The Sonarqube project is a sub-project of the overarching DevOps Tool-Chain (DOTC) project. This project — and its peer projects — is designed to handle the automated deployment of common DevOps tool-chain services onto STIG-harderend, EL7-compatible Amazon EC2 instances and related AWS resources. Specifically, this project provides CloudFormation (CFn) templates for:
- Security Groups
- Simple Storage Service (S3) Bucket
- Relational Database Service (RDS)
- Identity and Access Management (IAM) role
- Application LoadBalancer (a.k.a., "ELBv2")
- Standalone EC2 instance
- "One-button" master deployment
Additionally, automation-scripts are provided to automate the installation and configuration of the Sonarqube application within the Template-deployed EC2 instances.
These templates are intended for use within AWS VPCs. It is further expected that the deployed-to VPCs will be configured with public and private subnets. All Sonarqube elements other than the Elastic LoadBalancer(s) are expected to be deployed into private subnets. The Elastic LoadBalancers provide transit of Internet-originating web UI requests to the the Sonarqube node's web-based management-interface.
These templates may work outside of such a networking-topology but have not been so tested.
It is generally expected that the use of the various, individual-service templates will be run via the "parent" template. The "parent" template allows for a kind of "one-button" deployment method where all the template-user needs to worry about is populating the template's fields and ensuring that CFn can find the child templates.
In order to use the "parent" template, it is recommended that the child templates be hosted in an S3 bucket separate from the one created for backups by this stack-set. The template-hosting bucket may be public or not. The files may be set to public or not. CFn typically has sufficient privileges to read the templates from a bucket without requiring the containing bucket or files being set public. Use of S3 for hosting eliminates the need to find other hosting-locations or sort out access-particulars of those hosting locations.
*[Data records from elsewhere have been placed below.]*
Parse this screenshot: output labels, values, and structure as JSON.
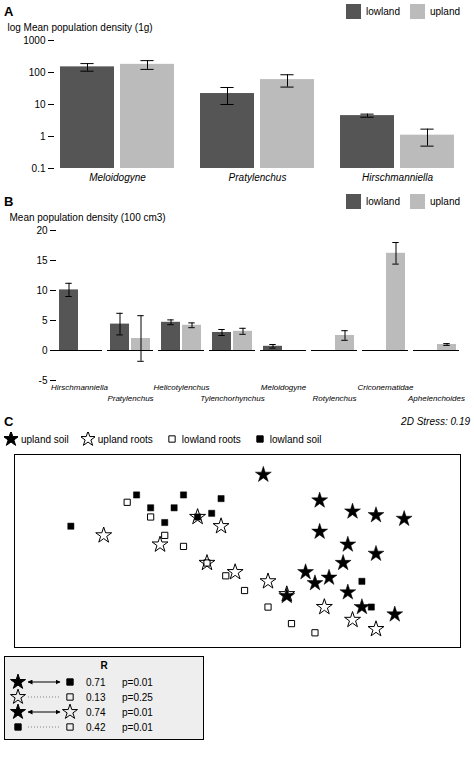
{
  "chart_data": [
    {
      "type": "bar",
      "title": "A",
      "ylabel": "log Mean population density (1g)",
      "categories": [
        "Meloidogyne",
        "Pratylenchus",
        "Hirschmanniella"
      ],
      "series": [
        {
          "name": "lowland",
          "color": "#555555",
          "values": [
            150,
            22,
            4.5
          ],
          "errors": [
            40,
            12,
            0.5
          ]
        },
        {
          "name": "upland",
          "color": "#bbbbbb",
          "values": [
            180,
            60,
            1.1
          ],
          "errors": [
            55,
            25,
            0.6
          ]
        }
      ],
      "log": "y",
      "ylim": [
        0.1,
        1000
      ],
      "yticks": [
        0.1,
        1,
        10,
        100,
        1000
      ],
      "legend": "upper right"
    },
    {
      "type": "bar",
      "title": "B",
      "ylabel": "Mean population density (100 cm3)",
      "categories": [
        "Hirschmanniella",
        "Pratylenchus",
        "Helicotylenchus",
        "Tylenchorhynchus",
        "Meloidogyne",
        "Rotylenchus",
        "Criconematidae",
        "Aphelenchoides"
      ],
      "series": [
        {
          "name": "lowland",
          "color": "#555555",
          "values": [
            10.1,
            4.4,
            4.7,
            3.0,
            0.7,
            0.0,
            0.0,
            0.0
          ],
          "errors": [
            1.1,
            1.8,
            0.4,
            0.5,
            0.3,
            0.0,
            0.0,
            0.0
          ]
        },
        {
          "name": "upland",
          "color": "#bbbbbb",
          "values": [
            0.0,
            2.0,
            4.2,
            3.2,
            0.0,
            2.5,
            16.2,
            1.0
          ],
          "errors": [
            0.0,
            3.8,
            0.4,
            0.5,
            0.0,
            0.8,
            1.8,
            0.15
          ]
        }
      ],
      "ylim": [
        -5,
        20
      ],
      "yticks": [
        -5,
        0,
        5,
        10,
        15,
        20
      ],
      "legend": "upper right"
    },
    {
      "type": "scatter",
      "title": "C",
      "annotation": "2D Stress: 0.19",
      "xlim": [
        0.05,
        1.0
      ],
      "ylim": [
        0.0,
        1.05
      ],
      "tick_labels": false,
      "legend": "upper left",
      "series": [
        {
          "name": "upland soil",
          "color": "#000000",
          "marker": "star",
          "x": [
            0.58,
            0.7,
            0.77,
            0.82,
            0.88,
            0.7,
            0.76,
            0.82,
            0.75,
            0.67,
            0.72,
            0.69,
            0.76,
            0.63,
            0.79,
            0.86
          ],
          "y": [
            0.94,
            0.8,
            0.74,
            0.72,
            0.7,
            0.63,
            0.56,
            0.51,
            0.46,
            0.41,
            0.38,
            0.35,
            0.3,
            0.28,
            0.22,
            0.18
          ]
        },
        {
          "name": "upland roots",
          "color": "#000000",
          "marker": "star-open",
          "x": [
            0.24,
            0.36,
            0.44,
            0.49,
            0.46,
            0.52,
            0.59,
            0.63,
            0.71,
            0.77,
            0.82
          ],
          "y": [
            0.61,
            0.56,
            0.71,
            0.66,
            0.46,
            0.41,
            0.36,
            0.29,
            0.22,
            0.15,
            0.1
          ]
        },
        {
          "name": "lowland roots",
          "color": "#000000",
          "marker": "square-open",
          "x": [
            0.29,
            0.34,
            0.37,
            0.41,
            0.46,
            0.5,
            0.54,
            0.59,
            0.64,
            0.69
          ],
          "y": [
            0.79,
            0.71,
            0.61,
            0.55,
            0.46,
            0.39,
            0.31,
            0.22,
            0.13,
            0.08
          ]
        },
        {
          "name": "lowland soil",
          "color": "#000000",
          "marker": "square",
          "x": [
            0.17,
            0.31,
            0.34,
            0.37,
            0.41,
            0.39,
            0.44,
            0.49,
            0.47,
            0.79,
            0.81
          ],
          "y": [
            0.66,
            0.83,
            0.76,
            0.68,
            0.83,
            0.76,
            0.71,
            0.81,
            0.73,
            0.36,
            0.22
          ]
        }
      ],
      "table": {
        "title": "R",
        "rows": [
          {
            "from": "upland soil",
            "to": "lowland soil",
            "line_style": "solid",
            "r": 0.71,
            "p": "p=0.01"
          },
          {
            "from": "upland roots",
            "to": "lowland roots",
            "line_style": "dotted",
            "r": 0.13,
            "p": "p=0.25"
          },
          {
            "from": "upland soil",
            "to": "upland roots",
            "line_style": "solid",
            "r": 0.74,
            "p": "p=0.01"
          },
          {
            "from": "lowland soil",
            "to": "lowland roots",
            "line_style": "dotted",
            "r": 0.42,
            "p": "p=0.01"
          }
        ]
      }
    }
  ]
}
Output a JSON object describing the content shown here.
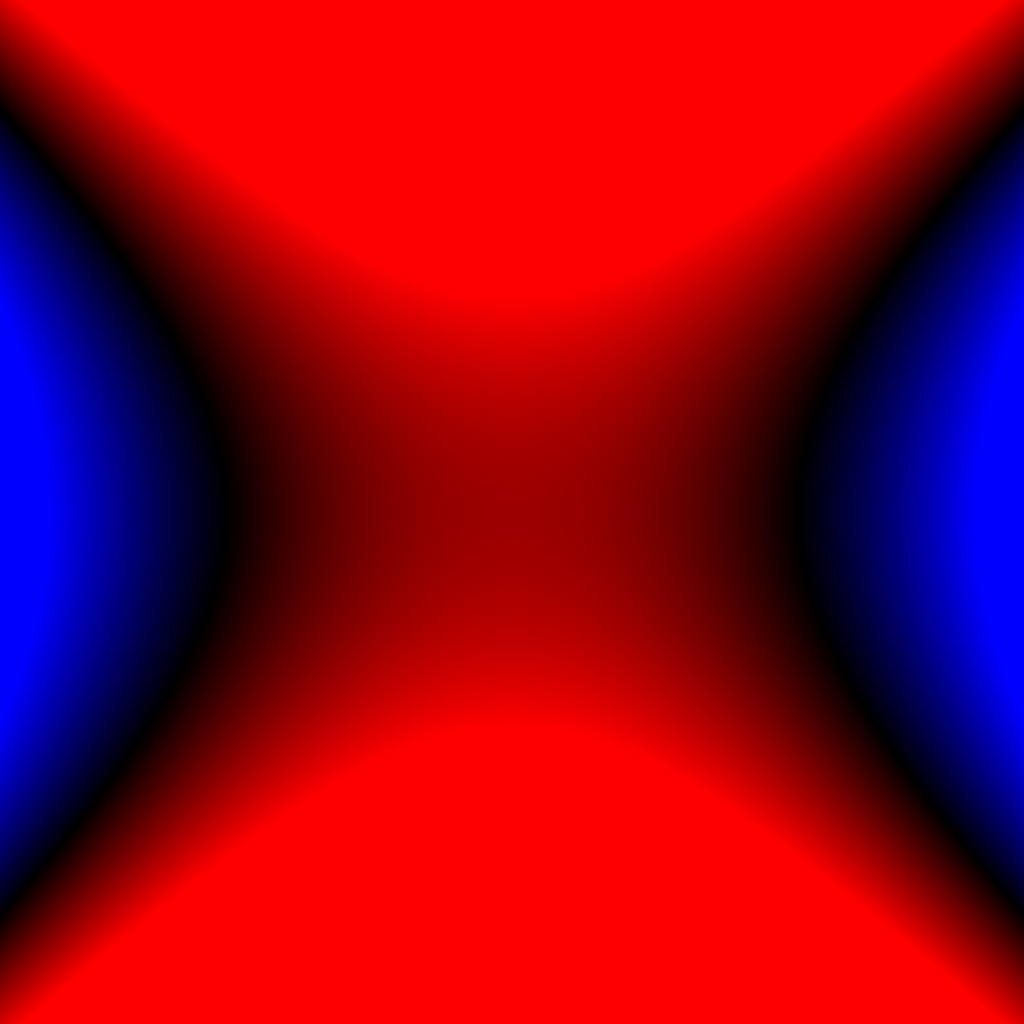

The EC2-related templates currently require that the scripts be anonymously curl
-able. The scripts can still be hosted in a non-public S3 bucket, but the scripts' file-ACLs will need to allow public-read
. This may change in future releases — likely via an enhancement to the IAM template.
The EC2 scripts will also pull down Sonarqube plugins from an S3 bucket. This bucket may be set to public-read or not. Similarly, the plugin files may be set to public-read or not. The templates create an IAM instance-role that is attached to the EC2 instance. This instance-role will provide adequate access from the created EC2-instance to a named-bucket in order for an s3 sync
operation to be performed.
Note that the immediately-preceding means that the design-expectation is that any new plugins will be pushed into the named-bucket and a redeployment of the EC2 instance will result in the plugins being installed. Any plugin configuration will have to be performed by the operator once the new instance has deployed. Plugin configuration-actions are typically persisted via the stack-sets'RDS-hosted PGSQL database.
These templates do not include Route53 functionality. It is assumed that the requisite Route53 or other DNS alias will be configured separate from the instantiation of the public-facing ELB.